9 Replies Latest reply: Jun 25, 2008 7:46 AM by aapl.crox
abrax5 Level 1 (0 points)
Hi there,

has anyone managed to get Bonjour / mDNS sharing working over Ipsec / L2tp Links? Can this be configured somehow? As far as I see it, ipsec / l2tp links appear as point-to-point devices which the mDNSresponder doesn't pick up for broadcasts - can this be enabled somehow?

Best regards,

  • orangekay Level 5 (4,085 points)
    Wide-Area Bonjour is not quite ready for prime-time I'm afraid. It can work, but only under extremely specific circumstances.
  • abrax5 Level 1 (0 points)
    Mhm, I wasn't talking about DNS based wide-area bonjour. I would rather like to know whether the traditional one with multicast DNS broadcasts in a subnet can be extended to work over a VPN link.
  • Dr. Mario Level 1 (5 points)
    This makes no sense to me. I have been researching this topic for a while, and the general consensus seems to be that Bonjour simply is not available over a VPN connection. Isn't the purpose of a VPN to join a computer securely to a remote network? The remote computer is connected to the corporate network via a VPN, is on the *same subnet* as the corporate network, and responds to broadcast PINGs sent to the broadcast address -- indicating to me, at least, that broadcast capability is present. Why, then, can't Bonjour broadcasts be sent to the remote computer?
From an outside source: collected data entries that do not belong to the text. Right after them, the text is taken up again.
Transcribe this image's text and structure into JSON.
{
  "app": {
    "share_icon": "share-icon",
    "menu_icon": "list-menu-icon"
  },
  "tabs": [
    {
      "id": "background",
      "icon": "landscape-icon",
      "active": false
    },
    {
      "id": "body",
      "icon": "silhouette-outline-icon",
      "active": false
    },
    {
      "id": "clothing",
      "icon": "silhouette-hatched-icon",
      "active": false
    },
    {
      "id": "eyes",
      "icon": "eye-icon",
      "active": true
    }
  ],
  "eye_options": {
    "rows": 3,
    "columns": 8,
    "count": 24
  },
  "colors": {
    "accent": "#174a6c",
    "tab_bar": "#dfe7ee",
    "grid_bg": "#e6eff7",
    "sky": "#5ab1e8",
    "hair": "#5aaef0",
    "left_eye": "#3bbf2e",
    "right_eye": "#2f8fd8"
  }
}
    I have seen "solutions" detailing the use of Wide-Area Bonjour in other posts (see here: http://discussions.apple.com/thread.jspa?messageID=6917732), but this is unnecessary when the simple solution should be to forward Bonjour broadcasts to VPN-connected computers on the same subnet. I would really like to see this resolved.
  • orangekay Level 5 (4,085 points)
    See page 43 of Stuart Cheshire's book "Zero Configuration Networking, The Definitive Guide."
  • abrax5 Level 1 (0 points)
    The page you're referring to explains basic characteristics and the inner workings of mDNS, especially its assigned multicast addresses and so on. Could you explain how you see this helping to solve the original problem of mDNS not working over VPN links? - thanks in advance.

    I've debugged mDNSresponder a little bit and came to the conclusion that there are certain criteria for a network device to be picked up for mDNS communication. If this could be configured somehow or changed, this would be hugely helpful.
  • orangekay Level 5 (4,085 points)
    Paragraph 4:

    "Because and FF02::FB are in the link-local multicast ranges for IPv4 and IPv6, respectively, packets sent to these addresses are *never forwarded outside the local link* nor forwarded onto the local link from outside."

    See page 15 for the distinction between a local link and a subnet. Cisco has done some work on the issue of enabling multicasting over VPN, but I've never seen any of it personally and I have no idea if their implementation meets Bonjour's requirements.
  • abrax5 Level 1 (0 points)
    Thanks for the clarification. Then the question could be rephrased into: How can one establish a layer 2 virtual private network link using built-in components of Leopard. I think the section of the book you're citing is correct, but it doesn't address the fact the VPN interfaces can be "physical", too.

    I've seen the whole thing partially working over Tunnelblick/openvpn layer 2 tunnels. But I'd like to achieve the same without additional tools. In principle, mDNS itself isn't layer 2, but layer 3 - but mDNSresponders seems to use layer 2 interfaces only.
  • orangekay Level 5 (4,085 points)
    Using built-in components? I don't think you can, but someone on the network programming list might know better than I do.
  • aapl.crox Level 1 (0 points)
    if bonjour over vpn doesnt work then how does back to my mac does it? Pretty sure they just run leopard servers?